There was an element of optimism that Ukraine/Russian peace talks were able to make headway while the yen was undermined by expectations that the Bank of Japan would maintain a very dovish stance. Overall, the dollar posted a fresh 5-year high near 117.90 in Asia on Monday before a slight correction.
GBP
The latest Bank of England survey on inflation expectations recorded an increase in the 1-year expectations index to 4.3% from 3.2% previously and the highest reading since November 2008. The latest Yougov survey also reported that 5-year expectations matched record highs at 4.1%.
There are strong markets expectations that the Bank of England will sanction a third successive rate increase at this week’s policy meeting, especially given the need to keep inflation expectations in check. The bank will, however, also be very uneasy over the risk of triggering a downturn in the economy.

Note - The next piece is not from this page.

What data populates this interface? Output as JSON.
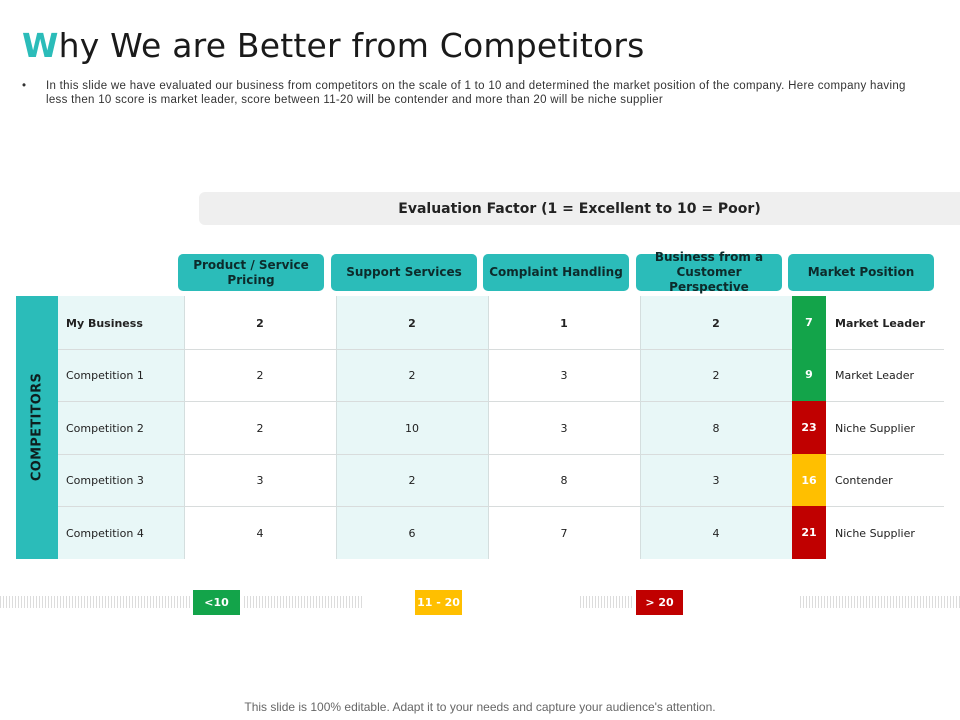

Sterling was unable to secure any significant traction during Friday with markets still fretting over the threat of deteriorating domestic economic conditions as higher energy prices bite. The UK currency dipped to below 1.3050 against the dollar and to near 1.3000 with the Euro slightly lower around 0.8360.
CFTC data recorded an increase in short Sterling positions to over 12,000 contracts in the latest week with funds generally cautious over the outlook for the economy.
Sterling remained fragile and was held around 1.3025 against the dollar on Monday while the Euro recovered to 0.8385.
CHF
The Swiss franc continued to gain an element of support on defensive grounds during Friday, especially with underlying caution over Ukraine developments. The franc was, however, hampered by yield trends with the National Bank seen as lagging any global tightening while there are strong expectations that the Federal Reserve will raise rates multiple times this year. The Euro settled around 1.0220, but the dollar advanced to near 0.9330.
Yield trends continued to hamper the franc on Monday with the dollar securing a further slight advance to fresh 3-month highs around 0.9360.